I will still set mini goals for myself; set up little rewards to strive for like fitting into a pair of pants, getting some whitening strips for my teeth, etc. My ultimate goal is to be able to wear my wedding ring again by the end of this challenge.

OK, so I've taken my starting stats and the traditional and humiliating "before" pictures. Here's the breakdown:

starting weight: 161 lbs (up 5.5 lbs since Christmas)

starting measurements:
neck: 14"
chest: 34"
waist: 36 1/2"
hips: 43 3/4"
buttocks: 42 3/4"
thigh: 25"
calf: 15"
bicep: 12 1/2"
forearm: 10 1/2""

Goals:
Every day I commit myself to:
  • eating 5 to 6 clean meals
  • meeting my nutrition goals: calories 1530-1580, protein 35%, carbs 45%, fat 20%, multi vitamin (Garden of Life, Living Multi 3, times a day), Udo's Oil (to get all my Essential Fatty Acids, will purchase next pay day)
  • drinking 11 cups of water
  • working out (six 45 min cardio, two strength training per week- I'm breaking away from the traditional BFL program- I'll have to see how this goes, I really want to get the fat off so I'm cranking up the cardio.
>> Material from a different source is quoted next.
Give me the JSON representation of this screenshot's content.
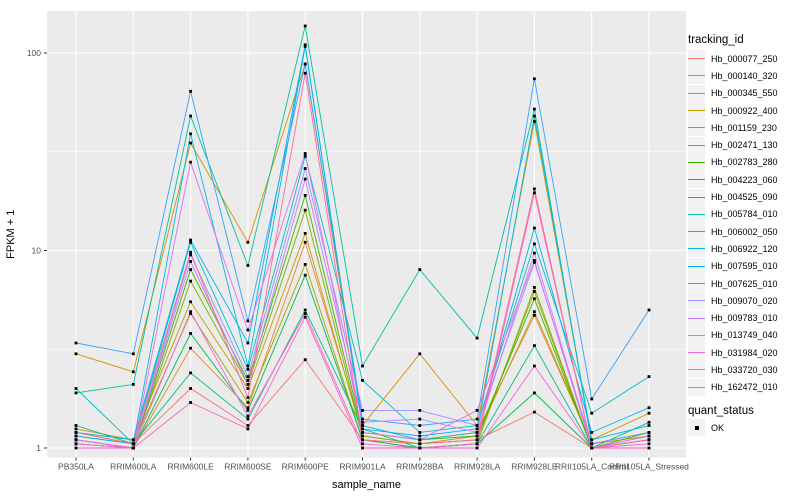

I'll still do High Intensity Interval Training for my cardio, but for longer and more often than BFL prescribes)
  • logging my food and water intake and exercise in my Diet Assistant program for my PDA that I got for Christmas.
  • posting on my challenge thread on the fitness forum I belong to, MyBlends, and my blog, even if it is only to post that I worked out, ate clean and drank all my water.
Every week I commit myself to:
  • having one scheduled Free Day on Sundays; can be swapped with Saturdays, depending on my schedule. NO free days, meals, or snacks during the week.
  • taking pictures and posting them regardless of my progress.
  • posting my weight regardless of my progress.
  • taking and posting my measurements regardless of my progress.
  • setting a mini goal for each week.

3 comments:

Pamela said...

Well said darlin! very well said! Soooo sorry 'bout the beauties ( wellthat the wee-est is sick ) hope all is better soon! Mornings like that are soooo not fair for Mommies!
You're still a braver soul than me putting all the #'s out there.. Let's just say I KNOW have work to do as well!~

So LETS DO THIS!

chantal2bfit said...

Just stopping by to say hi. Looking forward to reading up on your challenge/progress. Good luck!

Unknown said...

You can do it, Kristin!!! We are all hear for you and we know that you can do it.

Hope the littlest Beauty is feeling better and that her sister has recovered. Yuck. Poor things.